Over one hundred years ago, Stephen Crane wrote:
A man said to the universe,
“Sir, I exist!”
“However,” replied the universe,
“The fact has not created in me
A sense of obligation.”
I can’t say that I agree, especially as he wrote during my grandmother’s lifetime. I still think that the universe must have given my daughter a tumor by mistake. That is why her great-grandmother pipes up through her, telling her to carry her lunch box with the same dignity of the 60-year-old family matriarch who used to wear deep red lipstick. That is why her great-grandmother helps her not to be daunted by the looks she gets from other students, especially those who don’t have the time to even consider offering to carry her heavy backpack for her. The pasta-rolling, book-choosing, art-creating—those are all gifts bestowed to seal the common bonds which keep the family together even when torn apart—to stay in touch—and to keep my daughter going, to live beyond the boundaries she faces now.

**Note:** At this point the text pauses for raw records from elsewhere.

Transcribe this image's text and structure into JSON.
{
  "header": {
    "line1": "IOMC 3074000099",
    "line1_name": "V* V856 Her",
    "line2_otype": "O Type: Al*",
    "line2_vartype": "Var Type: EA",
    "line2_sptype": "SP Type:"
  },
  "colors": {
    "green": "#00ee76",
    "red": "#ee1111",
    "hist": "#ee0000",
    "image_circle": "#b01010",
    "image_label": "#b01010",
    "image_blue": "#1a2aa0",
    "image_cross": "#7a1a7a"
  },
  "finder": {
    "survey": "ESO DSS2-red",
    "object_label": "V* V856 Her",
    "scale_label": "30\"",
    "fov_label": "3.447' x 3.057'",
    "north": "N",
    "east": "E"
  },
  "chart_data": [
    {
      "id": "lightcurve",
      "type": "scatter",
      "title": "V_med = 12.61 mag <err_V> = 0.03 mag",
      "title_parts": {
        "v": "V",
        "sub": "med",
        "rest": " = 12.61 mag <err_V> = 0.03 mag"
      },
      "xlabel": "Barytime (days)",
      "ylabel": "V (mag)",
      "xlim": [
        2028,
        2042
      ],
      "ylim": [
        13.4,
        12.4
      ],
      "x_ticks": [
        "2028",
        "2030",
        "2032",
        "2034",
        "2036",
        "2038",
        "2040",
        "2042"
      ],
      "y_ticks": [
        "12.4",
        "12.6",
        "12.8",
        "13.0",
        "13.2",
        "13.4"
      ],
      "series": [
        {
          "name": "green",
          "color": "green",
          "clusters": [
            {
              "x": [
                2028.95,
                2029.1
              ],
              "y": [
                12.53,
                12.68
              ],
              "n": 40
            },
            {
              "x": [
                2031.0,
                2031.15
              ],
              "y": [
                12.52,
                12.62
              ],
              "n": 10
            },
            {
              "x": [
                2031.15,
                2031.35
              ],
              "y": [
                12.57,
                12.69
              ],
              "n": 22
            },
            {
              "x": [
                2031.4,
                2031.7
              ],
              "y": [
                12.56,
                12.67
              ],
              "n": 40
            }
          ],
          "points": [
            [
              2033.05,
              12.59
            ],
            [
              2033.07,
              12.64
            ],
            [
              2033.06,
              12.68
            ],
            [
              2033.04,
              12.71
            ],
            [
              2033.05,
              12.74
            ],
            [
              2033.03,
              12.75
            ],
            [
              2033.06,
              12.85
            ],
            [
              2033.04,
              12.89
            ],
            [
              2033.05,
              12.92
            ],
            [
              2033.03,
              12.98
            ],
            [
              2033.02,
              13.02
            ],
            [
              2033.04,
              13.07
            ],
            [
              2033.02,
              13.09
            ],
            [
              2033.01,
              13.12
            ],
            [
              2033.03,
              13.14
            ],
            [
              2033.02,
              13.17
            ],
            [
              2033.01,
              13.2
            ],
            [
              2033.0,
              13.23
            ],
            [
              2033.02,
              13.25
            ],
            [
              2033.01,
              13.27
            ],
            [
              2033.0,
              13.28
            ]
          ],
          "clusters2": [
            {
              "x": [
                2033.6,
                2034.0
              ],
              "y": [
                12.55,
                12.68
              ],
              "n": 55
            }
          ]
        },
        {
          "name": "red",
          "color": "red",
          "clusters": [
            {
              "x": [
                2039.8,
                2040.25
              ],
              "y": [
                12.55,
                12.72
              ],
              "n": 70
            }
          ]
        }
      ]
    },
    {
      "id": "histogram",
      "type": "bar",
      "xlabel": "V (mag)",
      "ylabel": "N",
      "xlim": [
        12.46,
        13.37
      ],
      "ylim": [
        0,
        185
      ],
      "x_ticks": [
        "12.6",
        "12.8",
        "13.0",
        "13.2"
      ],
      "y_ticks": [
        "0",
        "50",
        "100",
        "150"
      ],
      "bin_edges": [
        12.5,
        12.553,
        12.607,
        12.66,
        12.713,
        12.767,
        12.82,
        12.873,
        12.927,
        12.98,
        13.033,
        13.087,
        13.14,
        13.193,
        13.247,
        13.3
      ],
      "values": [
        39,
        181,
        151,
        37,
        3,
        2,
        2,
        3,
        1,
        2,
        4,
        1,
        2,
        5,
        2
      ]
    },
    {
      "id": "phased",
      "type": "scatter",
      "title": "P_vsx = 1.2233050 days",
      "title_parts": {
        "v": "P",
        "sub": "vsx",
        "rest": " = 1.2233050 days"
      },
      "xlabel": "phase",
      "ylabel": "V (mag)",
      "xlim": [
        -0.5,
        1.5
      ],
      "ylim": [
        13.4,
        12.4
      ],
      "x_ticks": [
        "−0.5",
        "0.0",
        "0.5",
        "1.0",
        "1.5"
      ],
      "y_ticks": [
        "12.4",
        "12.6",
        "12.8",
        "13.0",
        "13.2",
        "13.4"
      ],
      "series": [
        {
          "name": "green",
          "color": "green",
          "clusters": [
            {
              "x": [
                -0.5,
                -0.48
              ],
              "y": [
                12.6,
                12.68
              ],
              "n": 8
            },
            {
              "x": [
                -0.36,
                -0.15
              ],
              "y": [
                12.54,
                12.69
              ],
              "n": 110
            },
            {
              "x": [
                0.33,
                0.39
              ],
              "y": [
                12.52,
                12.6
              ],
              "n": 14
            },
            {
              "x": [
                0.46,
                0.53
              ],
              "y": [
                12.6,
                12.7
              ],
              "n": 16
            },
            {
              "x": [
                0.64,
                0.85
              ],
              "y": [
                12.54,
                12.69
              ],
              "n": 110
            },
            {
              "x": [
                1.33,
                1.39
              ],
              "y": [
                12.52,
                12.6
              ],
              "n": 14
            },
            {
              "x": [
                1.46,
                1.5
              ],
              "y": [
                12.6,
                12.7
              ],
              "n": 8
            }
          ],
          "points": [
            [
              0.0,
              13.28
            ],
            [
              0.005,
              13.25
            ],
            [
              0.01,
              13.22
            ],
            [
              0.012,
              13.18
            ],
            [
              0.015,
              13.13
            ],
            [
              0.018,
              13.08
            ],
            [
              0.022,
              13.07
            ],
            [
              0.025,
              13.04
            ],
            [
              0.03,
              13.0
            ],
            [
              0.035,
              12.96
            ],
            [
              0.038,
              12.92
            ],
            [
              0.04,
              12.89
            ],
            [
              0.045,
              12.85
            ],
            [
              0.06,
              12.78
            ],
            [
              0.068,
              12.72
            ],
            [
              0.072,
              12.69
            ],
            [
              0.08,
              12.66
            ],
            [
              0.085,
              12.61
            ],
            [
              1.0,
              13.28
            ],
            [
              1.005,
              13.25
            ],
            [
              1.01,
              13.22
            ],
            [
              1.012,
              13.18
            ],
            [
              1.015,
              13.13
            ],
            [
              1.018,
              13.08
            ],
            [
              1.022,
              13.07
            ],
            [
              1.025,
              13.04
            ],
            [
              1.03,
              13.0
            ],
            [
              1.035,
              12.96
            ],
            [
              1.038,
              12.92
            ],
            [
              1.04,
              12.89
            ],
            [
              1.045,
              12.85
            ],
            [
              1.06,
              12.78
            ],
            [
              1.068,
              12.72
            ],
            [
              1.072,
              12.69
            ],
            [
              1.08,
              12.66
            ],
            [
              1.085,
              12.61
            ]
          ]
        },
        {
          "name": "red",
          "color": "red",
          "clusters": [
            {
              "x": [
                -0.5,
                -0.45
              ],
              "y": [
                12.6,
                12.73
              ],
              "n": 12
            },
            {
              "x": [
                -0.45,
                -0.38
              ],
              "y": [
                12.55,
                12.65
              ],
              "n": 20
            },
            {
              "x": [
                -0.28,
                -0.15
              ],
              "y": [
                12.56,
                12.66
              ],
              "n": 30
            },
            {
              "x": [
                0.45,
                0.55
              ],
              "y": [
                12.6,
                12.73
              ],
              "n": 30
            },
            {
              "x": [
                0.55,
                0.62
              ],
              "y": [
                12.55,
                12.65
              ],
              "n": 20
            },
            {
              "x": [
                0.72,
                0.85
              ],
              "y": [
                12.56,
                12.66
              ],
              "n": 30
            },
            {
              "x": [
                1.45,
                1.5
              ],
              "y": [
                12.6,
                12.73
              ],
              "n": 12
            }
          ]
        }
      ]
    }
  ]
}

We passed more teenagers through the hallway. They, too, looked past my daughter. Sofia smiled between two scarves. In my mind, I spoke softly to Stephen Crane in his other plane, not to hurt his feelings, ‘without us, no one will know the universe.’ I opened the classroom door, dropped my daughter’s backpack, and released her the same way I sent her off on her first day of school ages ago.